MetaRanker: Human-in-the-loop Active Ranking for Metalens Image Quality

Image quality in modern imaging systems emerges from the coupled effects of the sensor, optics, and computational reconstruction. Ultra-thin metalenses offer a path toward substantial miniaturization of optical modules, but practical designs often exhibit pronounced chromatic and field-dependent aberrations that necessitate computational reconstruction. In current metalens pipelines, reconstruction models are commonly trained and selected using distortion-based fidelity objectives, such as PSNR, yet these proxies can be weakly correlated with human preference and downstream utility, reflecting the well-known perception--distortion trade-off. We introduce MetaRanker, a human-in-the-loop active ranking framework that formalizes metalens image quality in terms of semantic interpretability, defined as the degree to which humans can reliably recognize objects and structures in the presence of optical artifacts. MetaRanker combines a probabilistic preference model with uncertainty-aware query selection, and leverages vision--language models to provide lightweight semantic priors. Importantly, these priors are used only to guide the sampling of informative comparisons; human judgments remain the primary supervision signal throughout. Across real-world and synthetic metalens datasets with distinct degradation profiles, MetaRanker produces rankings that align most closely with human assessments, while reducing the number of pairwise annotations required by approximately 80% relative to exhaustive pairwise evaluation. Finally, we show that standard image quality assessment metrics exhibit limited alignment with human interpretability in the metalens domain, positioning MetaRanker as a practical step toward perceptually grounded metalens evaluation and co-design.

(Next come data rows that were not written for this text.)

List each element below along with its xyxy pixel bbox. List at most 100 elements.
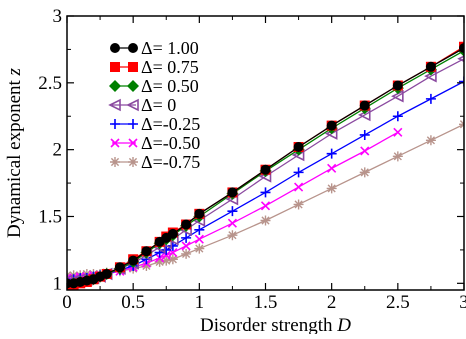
data-point [260, 201, 271, 211]
data-point [326, 183, 337, 194]
legend-label: Δ=-0.75 [141, 152, 200, 172]
data-point [392, 111, 403, 122]
data-point [293, 167, 304, 178]
legend-marker [110, 119, 120, 129]
series-line [67, 123, 464, 276]
x-tick-label: 0 [62, 292, 72, 313]
series-line [67, 131, 399, 279]
x-tick-label: 2.5 [386, 292, 410, 313]
legend-marker [110, 138, 120, 148]
x-axis-title-var: D [336, 315, 351, 334]
data-point [294, 182, 304, 192]
series-layer [67, 41, 464, 290]
data-point [359, 129, 370, 140]
data-point [327, 163, 337, 173]
legend-label: Δ= 0 [141, 95, 176, 115]
data-point [227, 187, 238, 198]
data-point [227, 230, 238, 241]
y-tick-label: 2 [53, 140, 63, 161]
x-tick-label: 3 [459, 292, 466, 313]
series-1 [67, 43, 464, 289]
x-axis-title-text: Disorder strength [200, 315, 337, 334]
legend-marker [127, 80, 139, 92]
legend-label: Δ= 0.50 [141, 76, 199, 96]
legend-item: Δ= 0.50 [109, 76, 199, 96]
series-line [67, 80, 464, 280]
data-point [181, 241, 191, 251]
data-point [101, 268, 112, 279]
data-point [359, 100, 370, 111]
data-point [161, 255, 172, 266]
data-point [293, 141, 304, 152]
data-point [360, 146, 370, 156]
legend-marker [108, 98, 121, 112]
data-point [227, 206, 238, 217]
data-point [425, 93, 436, 104]
x-tick-label: 1 [195, 292, 205, 313]
legend-item: Δ=-0.75 [110, 152, 200, 172]
data-point [141, 260, 152, 271]
x-axis-title: Disorder strength D [200, 315, 351, 334]
x-tick-label: 1.5 [254, 292, 278, 313]
data-point [425, 61, 436, 72]
y-axis-title-var: z [4, 67, 25, 76]
legend-marker [109, 80, 121, 92]
y-tick-label: 3 [53, 6, 63, 27]
data-point [392, 80, 403, 91]
data-point [155, 253, 165, 263]
legend-label: Δ=-0.25 [141, 114, 200, 134]
data-point [227, 218, 237, 228]
data-point [114, 262, 125, 273]
data-point [326, 148, 337, 159]
x-tick-label: 0.5 [121, 292, 145, 313]
data-point [194, 234, 204, 244]
legend-label: Δ=-0.50 [141, 133, 200, 153]
data-point [457, 55, 464, 63]
data-point [194, 224, 205, 235]
legend-item: Δ= 1.00 [110, 38, 199, 58]
legend-item: Δ=-0.50 [110, 133, 200, 153]
legend-marker [110, 62, 120, 72]
legend-marker [128, 119, 138, 129]
data-point [181, 232, 192, 243]
x-tick-label: 2 [327, 292, 337, 313]
data-point [293, 199, 304, 210]
y-axis-title: Dynamical exponent z [4, 67, 25, 238]
y-tick-label: 1.5 [38, 206, 62, 227]
data-point [260, 164, 271, 175]
data-point [194, 208, 205, 219]
series-5 [67, 76, 464, 285]
legend-label: Δ= 0.75 [141, 57, 199, 77]
data-point [393, 127, 403, 137]
legend-marker [128, 138, 138, 148]
series-6 [67, 127, 403, 283]
data-point [326, 120, 337, 131]
legend-marker [126, 98, 139, 112]
data-point [167, 228, 178, 239]
data-point [181, 248, 192, 259]
data-point [181, 219, 192, 230]
legend-marker [128, 62, 138, 72]
legend-marker [110, 43, 120, 53]
data-point [260, 215, 271, 226]
ticks-layer [66, 15, 465, 290]
data-point [459, 76, 464, 87]
data-point [128, 255, 139, 266]
legend-item: Δ= 0.75 [110, 57, 199, 77]
data-point [459, 43, 464, 54]
y-tick-label: 2.5 [38, 73, 62, 94]
y-tick-label: 1 [53, 273, 63, 294]
legend-item: Δ=-0.25 [110, 114, 200, 134]
data-point [392, 151, 403, 162]
data-point [141, 246, 152, 257]
legend-item: Δ= 0 [108, 95, 176, 115]
data-point [425, 135, 436, 146]
legend-marker [128, 157, 138, 167]
data-point [359, 167, 370, 178]
legend: Δ= 1.00Δ= 0.75Δ= 0.50Δ= 0Δ=-0.25Δ=-0.50Δ… [108, 38, 200, 172]
legend-label: Δ= 1.00 [141, 38, 199, 58]
data-point [194, 243, 205, 254]
data-point [154, 256, 165, 267]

翻译：现代成像系统的图像质量源自传感器、光学元件与计算重建的耦合效应。超薄金属透镜为实现光学模组的微型化提供了可行路径，但实际设计中往往存在显著的色差和像场相关像差，亟需计算重建予以补偿。在现有金属透镜处理流程中，重建模型通常基于PSNR等失真导向的保真度目标进行训练与筛选，然而这些代理指标与人类偏好及下游效用的相关性较弱，体现了广为人知的感知-失真权衡。我们提出MetaRanker框架——一种人机协同的主动排序方法，通过语义可解释性来形式化定义金属透镜图像质量。该可解释性量化为人类在光学伪影存在条件下可靠识别目标与结构的程度。MetaRanker将概率偏好模型与不确定性感知的查询选择相结合，并利用视觉-语言模型提供轻量级语义先验。关键之处在于，这些先验仅用于引导具有信息量的对比采样，人类判断始终作为主要监督信号。在具有不同退化特征的真实与合成金属透镜数据集上，MetaRanker生成的排序结果与人类评估高度一致，同时将所需的成对标注数量相较于穷举式成对评估减少了约80%。最后，我们证明标准图像质量评估指标在金属透镜领域与人类可解释性的对齐程度有限，从而使MetaRanker成为实现感知驱动的金属透镜评估与协同设计的实用方案。